テーマ:ジェンダー史と帝国主義研究の現在地
日時:2025年12月21日(日)14:00-17:00。懇親会:17:30-
形式:ハイブリッド。対面開催の会場:早稲田大学戸山キャンパス33号館331教室
*例会や懇親会への参加については、準備の都合上、事前登録をお願いしております。下記URLからの事前登録にご協力ください。
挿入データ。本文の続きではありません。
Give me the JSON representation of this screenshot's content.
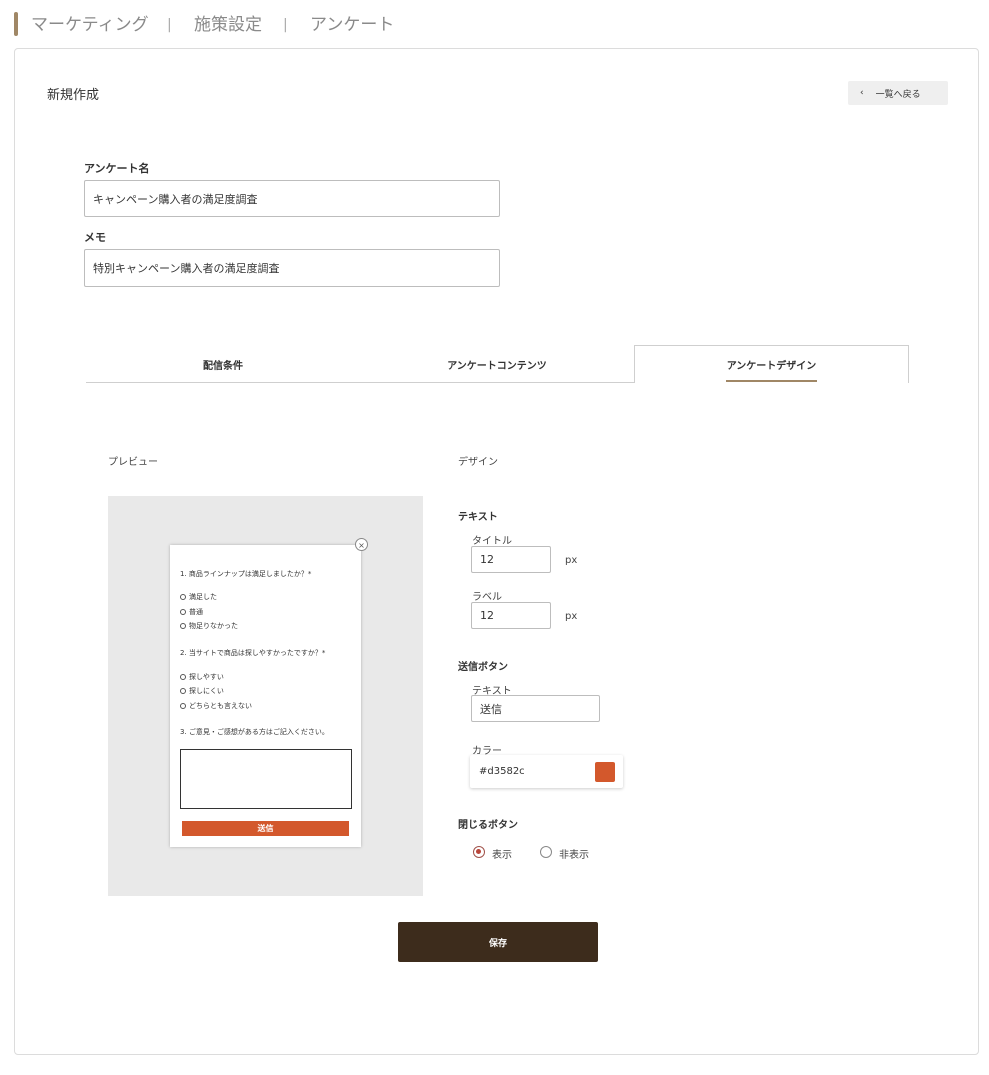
{
  "breadcrumb": [
    "マーケティング",
    "施策設定",
    "アンケート"
  ],
  "breadcrumb_sep": "|",
  "page_title": "新規作成",
  "back_button": {
    "icon": "chevron-left-icon",
    "label": "一覧へ戻る",
    "chevron": "‹"
  },
  "survey_name": {
    "label": "アンケート名",
    "value": "キャンペーン購入者の満足度調査"
  },
  "memo": {
    "label": "メモ",
    "value": "特別キャンペーン購入者の満足度調査"
  },
  "tabs": [
    {
      "label": "配信条件",
      "active": false
    },
    {
      "label": "アンケートコンテンツ",
      "active": false
    },
    {
      "label": "アンケートデザイン",
      "active": true
    }
  ],
  "preview": {
    "heading": "プレビュー",
    "close_glyph": "×",
    "questions": [
      {
        "text": "1. 商品ラインナップは満足しましたか？*",
        "options": [
          "満足した",
          "普通",
          "物足りなかった"
        ]
      },
      {
        "text": "2. 当サイトで商品は探しやすかったですか？*",
        "options": [
          "探しやすい",
          "探しにくい",
          "どちらとも言えない"
        ]
      },
      {
        "text": "3. ご意見・ご感想がある方はご記入ください。",
        "options": []
      }
    ],
    "submit_label": "送信"
  },
  "design": {
    "heading": "デザイン",
    "text_section": {
      "heading": "テキスト",
      "title_label": "タイトル",
      "title_value": "12",
      "label_label": "ラベル",
      "label_value": "12",
      "unit": "px"
    },
    "submit_section": {
      "heading": "送信ボタン",
      "text_label": "テキスト",
      "text_value": "送信",
      "color_label": "カラー",
      "color_value": "#d3582c"
    },
    "close_section": {
      "heading": "閉じるボタン",
      "options": [
        {
          "label": "表示",
          "selected": true
        },
        {
          "label": "非表示",
          "selected": false
        }
      ]
    }
  },
  "save_label": "保存",
  "colors": {
    "accent": "#a08766",
    "submit": "#d3582c",
    "save": "#3d2c1c"
  }
}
2025年12月16日(火)までのご登録をお願いします。
https://forms.gle/a8V3vV1pqRxjzpG19
<報告>
北田依利(東京大学):「帝国のフロンティアをいやして:米領フィリピンの性産業と日本人移民」
竹田安裕子(上智大学):「支配の歴史を編み直す:マリアナ諸島の女性史・フェミニズム研究との対話」
<コメント>
佐々木一惠(法政大学)
上林朋広(甲南大学)
趣旨文:
ジェンダーの視点からアメリカ史を見るとき、その描き方や検証方法はどのように変わるのであろうか。アメリカ・ジェンダー史という研究領域は、女性の経験や運動を中心的に扱う「女性史」としてスタートしたといえるだろう。アメリカ女性史研究の第一人者・有賀夏紀は、アメリカの女性史研究は第2波フェミニズムの展開と密接に関連していると指摘している(『アメリカ・ジェンダー史研究入門』2010年)。その後、フェミニズムから新たにうまれた「ジェンダー」という分析概念を取り込んだことで女性史は新たな動きをみせ、ここから「ジェンダー史」という新しい学問領域も生まれた。ジェンダー概念が、近年のアメリカ史研究において不可欠かつ中心的な分析視角となったことは論を俟たない。そしてその重要性は、今後一層増すものと予想される。
近年の傾向では、ジェンダー概念の適用によって、アメリカ帝国主義を読み解く研究が盛んである。この潮流では、アメリカ史の空間的・時間的区分に再考を迫ったり、インターセクショナルな抑圧や特権の構造を浮き彫りにしたり、国家や集団の表象や言説に見られる支配-被支配関係を明らかにするといったことが行われている。特に、近年めざましく進展したグローバル・ヒストリーの領域においては、国民国家の枠組みからは見えてこない帝国統治の技術に注目が集まり、なかでも帝国が人種等の差異を使って人口を管理し、その統治方法の根幹には結婚や子育てといった私的領域・親密圏への介入があったことを指摘するフェミニズムの研究は重要である。
以上のような研究潮流をふまえ、12月例会では、日本においてこうした領域における最先端の研究を牽引する新進気鋭の若手研究者に、その研究史と最新の研究動向を紹介してもらい、また、女性が客体となりがちな一次史料の読み解き方を含めた研究手法の工夫などについて報告してもらう。さらにグローバル・ヒストリーや、被支配者の声を掘り起こすことの困難さといった視点から考察を深めるため、2名の研究者をコメンテーターとして招聘する。ジェンダー的観点からアメリカ史を語ることの重要性や課題について再確認し、活発な議論を通じて新たな知見を得る機会としたい。